Gold breached the $1,020 mark on Wednesday, closing in on the record price set last March as bullion was boosted by renewed dollar weakness and concerns about the outlook for inflation.

Gold rose 1.4 per cent to a high of $1,020.50 a troy ounce after settling at $1,005.90 at the end of Tuesday’s session in New York, its highest ever closing price.

Gold hit a record $1,030.80 in March 2008 and appears to be gathering strength for another challenge on that peak.

“The real gold price is now trading well above its long-term ‘fair-value’ level,” cautioned Peter Lucas, investment strategist at RBC Wealth Management.

Investment inflows into gold exchange funds have picked up in recent weeks, rising 34.3 tonnes in September, more than double August’s inflows.

Dealers are looking forward to Friday’s report on positioning from the Commodity Futures Trading Commission to see if speculators have extended their bets on gold prices rising. The net speculative long position stood at a record high in last week’s report, leading to concerns that the market might be vulnerable to a correction if the rally stalled and hedge funds decided to take profits.

Noting that speculative activity in gold futures was far higher than ETF demand, Walter de Wet at Standard Bank said: “While gold has been defying a break lower, the risk remains for some pullback. We would buy gold on such a break lower.”

Silver pushed through the $17 mark for the first time in a year, up 2.3 per cent to $17.36 a troy ounce.

Platinum added 1.1 per cent at $1,337.50 a troy ounce with investors holdings in platinum ETFs standing at a record 533,000 ounces.

Palladium gained 1.5 per cent at $296 a troy ounce with investor holdings in palladium ETFs also standing at a record above 1m ounces.

Crude oil prices rose following the latest US inventories data. Nymex October West Texas Intermediate was up $1.58 at $72.51 a barrel while ICE October Brent gained $1.81 to $71.67.

US crude stocks fell 4.7m barrels last week, well above the consensus forecast for a decline of 2.4m barrels last week.

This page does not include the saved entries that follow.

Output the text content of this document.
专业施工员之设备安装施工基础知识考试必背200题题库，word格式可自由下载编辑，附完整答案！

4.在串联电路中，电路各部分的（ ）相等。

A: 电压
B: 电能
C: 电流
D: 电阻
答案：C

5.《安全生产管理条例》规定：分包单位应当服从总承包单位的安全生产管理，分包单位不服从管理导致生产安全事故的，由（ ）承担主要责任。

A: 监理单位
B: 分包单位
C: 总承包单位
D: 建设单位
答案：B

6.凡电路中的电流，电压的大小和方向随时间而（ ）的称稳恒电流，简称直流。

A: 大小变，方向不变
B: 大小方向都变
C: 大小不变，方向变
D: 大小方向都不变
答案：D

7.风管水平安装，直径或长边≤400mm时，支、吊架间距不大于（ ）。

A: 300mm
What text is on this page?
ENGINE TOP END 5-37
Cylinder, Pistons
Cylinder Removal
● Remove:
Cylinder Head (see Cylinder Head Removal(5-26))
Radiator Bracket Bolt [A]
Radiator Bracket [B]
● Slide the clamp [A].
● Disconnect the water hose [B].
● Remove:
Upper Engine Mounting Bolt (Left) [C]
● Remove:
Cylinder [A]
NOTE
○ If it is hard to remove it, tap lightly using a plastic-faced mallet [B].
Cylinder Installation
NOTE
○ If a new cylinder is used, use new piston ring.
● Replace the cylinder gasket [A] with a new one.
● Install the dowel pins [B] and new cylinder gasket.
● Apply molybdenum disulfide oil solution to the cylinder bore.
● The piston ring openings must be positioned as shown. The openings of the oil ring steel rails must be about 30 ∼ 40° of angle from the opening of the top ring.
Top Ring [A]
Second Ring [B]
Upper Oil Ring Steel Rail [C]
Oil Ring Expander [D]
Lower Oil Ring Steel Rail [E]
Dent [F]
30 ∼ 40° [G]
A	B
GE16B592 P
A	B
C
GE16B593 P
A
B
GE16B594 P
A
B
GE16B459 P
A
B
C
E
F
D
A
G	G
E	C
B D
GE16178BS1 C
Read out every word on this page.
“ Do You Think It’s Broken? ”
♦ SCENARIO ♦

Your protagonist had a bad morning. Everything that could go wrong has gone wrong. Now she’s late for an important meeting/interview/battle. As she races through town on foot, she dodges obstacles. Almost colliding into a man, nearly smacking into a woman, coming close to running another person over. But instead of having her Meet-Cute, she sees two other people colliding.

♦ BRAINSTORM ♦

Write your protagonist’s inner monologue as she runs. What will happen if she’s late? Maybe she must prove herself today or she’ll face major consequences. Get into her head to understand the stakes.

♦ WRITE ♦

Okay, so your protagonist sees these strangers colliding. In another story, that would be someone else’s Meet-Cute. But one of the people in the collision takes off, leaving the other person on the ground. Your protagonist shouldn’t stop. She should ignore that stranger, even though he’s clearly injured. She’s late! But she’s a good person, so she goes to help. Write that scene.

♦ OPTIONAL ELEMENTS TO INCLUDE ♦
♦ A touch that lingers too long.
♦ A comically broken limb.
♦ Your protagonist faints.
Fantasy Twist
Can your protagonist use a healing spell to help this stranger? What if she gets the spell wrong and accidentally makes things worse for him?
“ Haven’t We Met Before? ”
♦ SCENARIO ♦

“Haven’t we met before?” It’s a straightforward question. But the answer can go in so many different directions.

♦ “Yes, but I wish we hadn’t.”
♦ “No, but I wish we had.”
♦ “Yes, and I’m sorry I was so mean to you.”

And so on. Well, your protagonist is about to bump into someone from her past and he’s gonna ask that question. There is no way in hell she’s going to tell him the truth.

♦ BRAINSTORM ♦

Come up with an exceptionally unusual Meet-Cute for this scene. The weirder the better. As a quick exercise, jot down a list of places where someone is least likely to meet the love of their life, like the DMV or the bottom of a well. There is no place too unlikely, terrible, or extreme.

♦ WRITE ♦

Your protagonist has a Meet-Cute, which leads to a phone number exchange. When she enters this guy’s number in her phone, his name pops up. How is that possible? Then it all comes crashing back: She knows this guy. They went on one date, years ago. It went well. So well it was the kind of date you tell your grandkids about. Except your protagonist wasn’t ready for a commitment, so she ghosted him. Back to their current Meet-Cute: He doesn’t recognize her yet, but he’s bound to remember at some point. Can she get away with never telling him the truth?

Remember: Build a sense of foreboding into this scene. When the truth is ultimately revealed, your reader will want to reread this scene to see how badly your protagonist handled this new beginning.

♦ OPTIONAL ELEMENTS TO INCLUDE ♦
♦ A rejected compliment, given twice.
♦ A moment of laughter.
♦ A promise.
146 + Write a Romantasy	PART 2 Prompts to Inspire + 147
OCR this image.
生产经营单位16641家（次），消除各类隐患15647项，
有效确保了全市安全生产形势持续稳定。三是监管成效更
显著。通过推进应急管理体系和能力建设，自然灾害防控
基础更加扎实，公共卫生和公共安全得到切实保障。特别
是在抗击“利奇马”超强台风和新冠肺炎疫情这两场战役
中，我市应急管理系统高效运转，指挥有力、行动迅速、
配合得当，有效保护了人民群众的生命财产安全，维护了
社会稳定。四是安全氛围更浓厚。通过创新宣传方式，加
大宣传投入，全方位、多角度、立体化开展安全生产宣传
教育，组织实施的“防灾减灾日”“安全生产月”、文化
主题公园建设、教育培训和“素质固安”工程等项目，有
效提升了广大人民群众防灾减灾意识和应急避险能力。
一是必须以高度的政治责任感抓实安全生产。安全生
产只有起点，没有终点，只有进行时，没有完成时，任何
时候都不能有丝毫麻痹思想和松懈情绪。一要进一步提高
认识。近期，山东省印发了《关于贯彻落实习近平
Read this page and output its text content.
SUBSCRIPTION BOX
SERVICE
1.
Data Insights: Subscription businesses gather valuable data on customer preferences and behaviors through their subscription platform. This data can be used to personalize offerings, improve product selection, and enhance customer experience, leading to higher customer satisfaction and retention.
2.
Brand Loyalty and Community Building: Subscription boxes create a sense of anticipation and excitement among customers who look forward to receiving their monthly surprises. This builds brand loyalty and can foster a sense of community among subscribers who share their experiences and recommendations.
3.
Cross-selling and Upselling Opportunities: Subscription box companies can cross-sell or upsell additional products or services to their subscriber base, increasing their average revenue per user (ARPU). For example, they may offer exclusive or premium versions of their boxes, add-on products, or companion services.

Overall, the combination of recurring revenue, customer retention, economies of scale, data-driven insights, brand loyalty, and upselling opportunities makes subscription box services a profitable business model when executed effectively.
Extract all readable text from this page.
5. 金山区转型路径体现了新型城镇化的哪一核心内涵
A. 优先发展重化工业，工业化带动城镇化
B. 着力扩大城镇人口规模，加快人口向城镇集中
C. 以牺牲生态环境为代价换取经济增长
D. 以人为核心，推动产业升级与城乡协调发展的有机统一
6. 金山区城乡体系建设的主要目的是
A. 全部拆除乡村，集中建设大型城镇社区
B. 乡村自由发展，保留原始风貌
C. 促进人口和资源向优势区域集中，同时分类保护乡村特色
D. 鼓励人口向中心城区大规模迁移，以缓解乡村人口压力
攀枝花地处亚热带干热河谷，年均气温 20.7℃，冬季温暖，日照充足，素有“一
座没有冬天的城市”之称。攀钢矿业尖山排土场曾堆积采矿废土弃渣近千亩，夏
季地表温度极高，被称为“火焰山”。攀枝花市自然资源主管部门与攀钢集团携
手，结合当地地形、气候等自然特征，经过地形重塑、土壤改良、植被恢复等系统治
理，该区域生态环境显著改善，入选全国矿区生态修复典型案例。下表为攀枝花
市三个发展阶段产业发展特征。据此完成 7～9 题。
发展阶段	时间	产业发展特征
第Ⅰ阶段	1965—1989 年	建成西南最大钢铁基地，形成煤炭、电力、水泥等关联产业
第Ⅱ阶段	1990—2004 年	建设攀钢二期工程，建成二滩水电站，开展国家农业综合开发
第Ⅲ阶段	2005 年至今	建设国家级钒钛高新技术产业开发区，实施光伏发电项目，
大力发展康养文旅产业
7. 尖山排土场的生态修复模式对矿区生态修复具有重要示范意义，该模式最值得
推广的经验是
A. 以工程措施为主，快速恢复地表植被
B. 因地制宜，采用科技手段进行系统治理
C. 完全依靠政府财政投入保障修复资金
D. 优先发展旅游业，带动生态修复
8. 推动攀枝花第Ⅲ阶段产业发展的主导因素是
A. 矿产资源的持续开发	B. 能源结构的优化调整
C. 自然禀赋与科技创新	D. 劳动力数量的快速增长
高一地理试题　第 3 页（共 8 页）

Crude imports dropped below the 9m barrels a day mark, down 192,000 b/d to 8.9m b/d last week.

The decline in crude stocks was offset by increases in petrol and heating oil inventories and a reduction in refineries’ activity.

Petrol stocks rose 500,000 barrels last week, almost matching the consensus forecast for an increase of 600,000 barrels.

Petrol demand averaged 9.22m b/d over the past four weeks, up 3.5 per cent compared with the same period last year. However, analysts warned the comparison with last year was heavily distorted by hurricane disruptions in 2008. Nymex October RBOB unleaded gasoline rose 2 cents, or 1.2 per cent, to $1.8098 a gallon.

Distillate stocks (including heating oil) rose 2.2m barrels, above the consensus forecast for an increase of 1.3m barrels. Distillate inventories reached a fresh 26-year high, leading to concerns about where these stocks will be stored.

Nymex October heating oil added 1.5 cents, or 0.9 per cent, at $1.79510 a gallon.